Mister destacar, por oportuno, que neste item compreende-se ansiedade sob duas óticas, na primeira visualiza-se que o envenenamento das relações laborais desestabiliza o indivíduo, tornando-o inseguro, reprimido e perturbado com a perseguição e a discriminação constante, a ponto de desenvolver certo desequilíbrio emocional que o limita e prejudica intensamente seu convívio íntimo e social. De outra banda, em uma segunda análise, constata- se a degradação do funcionamento mental do indivíduo, o qual a partir do sofrimento, das cobranças e da exposição, entra em uma espécie de esgotamento mental, momento em que, inclusive, a vítima pode desenvolver distúrbios.

Ainda, na mesma perspectiva analítica, Dr. Dejours (1992, p. 77-78), frisa o segundo item esquemático acerca da ansiedade:

2) Ansiedade relativa à degradação do organismo: a segunda forma de ansiedade resulta do risco que paira sobre a saúde física. As más condições de trabalho colocam o corpo em perigo de duas maneiras: risco de acidente de caráter súbito e de grave amplitude (queimaduras, ferimentos, fraturas, morte), doenças profissionais ou de caráter profissional, aumento do índice de morbidade, diminuição do período de vida, doenças "psicossomáticas". [...] É de natureza mental a ansiedade resultante das ameaças à integridade física. A ansiedade é a sequela psíquica do risco que a nocividade das condições de trabalho impõe ao corpo.

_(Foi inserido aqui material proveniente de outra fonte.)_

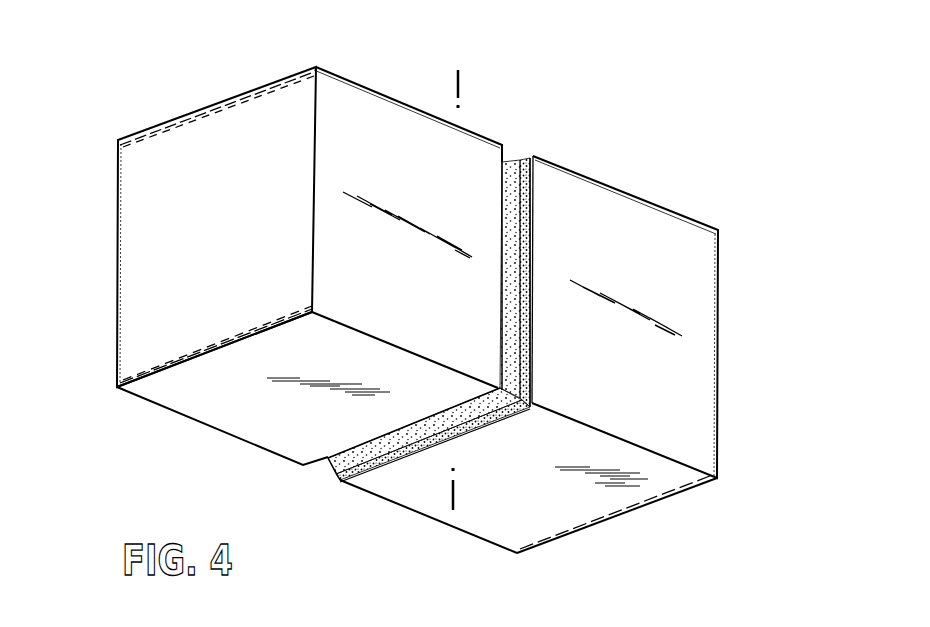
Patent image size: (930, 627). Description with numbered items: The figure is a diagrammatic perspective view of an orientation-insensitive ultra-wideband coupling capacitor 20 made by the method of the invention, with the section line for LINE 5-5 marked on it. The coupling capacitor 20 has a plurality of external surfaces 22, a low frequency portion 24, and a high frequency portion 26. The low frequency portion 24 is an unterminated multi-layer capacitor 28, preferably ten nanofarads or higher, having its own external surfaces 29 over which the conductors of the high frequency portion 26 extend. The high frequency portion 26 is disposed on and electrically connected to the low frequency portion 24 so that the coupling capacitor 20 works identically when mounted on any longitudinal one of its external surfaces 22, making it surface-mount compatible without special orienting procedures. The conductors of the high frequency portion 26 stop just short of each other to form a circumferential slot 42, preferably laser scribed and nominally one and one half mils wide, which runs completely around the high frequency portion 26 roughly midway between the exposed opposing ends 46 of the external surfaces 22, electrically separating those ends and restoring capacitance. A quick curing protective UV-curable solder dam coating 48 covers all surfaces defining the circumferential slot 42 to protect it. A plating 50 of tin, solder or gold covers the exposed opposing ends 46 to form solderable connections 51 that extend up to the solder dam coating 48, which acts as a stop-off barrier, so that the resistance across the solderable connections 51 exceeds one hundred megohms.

The orientation-insensitive ultra-wideband coupling capacitor 20 is at (97, 56).
The external surfaces 22 is at (412, 317).
The low frequency portion 24 is at (468, 317).
The unterminated multi-layer capacitor 28 is at (520, 263).
The high frequency portion 26 is at (146, 431).
The external surfaces 29 is at (513, 160).
The circumferential slot 42 is at (471, 319).
The quick curing protective UV-curable solder dam coating 48 is at (530, 328).
The exposed opposing ends 46 is at (412, 429).
The plating 50 is at (112, 365).
The solderable connections 51 is at (143, 170).
The section line for FIG. 5 is at (463, 74).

Depreende-se das palavras do autor a realidade a grande maioria dos trabalhadores, que, a partir de um ambiente de trabalho contaminado, hostil e desumano, desenvolvem

doenças psicossomáticas8, as quais comprometem o corpo e a mente do trabalhador. Dessa forma, a ansiedade presente no ambiente laboral além de afetar a esfera psicológica, gera doenças físicas, afetando a condição biológica do ser. Dr. Dejours (1992, p. 77-78), segue em sua teoria, firmando o terceiro item, porquanto define:

3) Ansiedade gerada pela "disciplina da fome”: apesar do sofrimento mental que não pode mais passar ignorado, os trabalhadores continuam em seus postos de trabalho expondo seu equilíbrio e seu –funcionamento mental à ameaça contida no trabalho, para enfrentar uma exigência ainda mais imperiosa: sobreviver.

Elucida-se assim, o poder devastador e as consequências complexas da ansiedade depreendida de diversos fatores como o assédio moral. A vítima frente à necessidade de sobrevivência, bem como à violência crônica e a fragilidade progressiva, não consegue reagir, efetivando a nocividade da perversão moral, destrutiva ante sua inercia. Por conseguinte, conforme agrava-se a desordem funcional e orgânica, ou seja, o esgotamento físico e mental, o assediado torna-se mero espectador de seu fracasso. Logo, a perversidade se consagra e o homicídio psíquico se concretiza, restando, a vítima, afastada de suas atividades por doença, demitida ou reprovada em estágio probatório por sua ‘incapacidade’, ou ‘incentivada’ a romper o vínculo empregatício devido seu estado físico e mental, em casos mais severos, a vítima pode atentar contra a própria integridade física, chegando a cometer suicídio.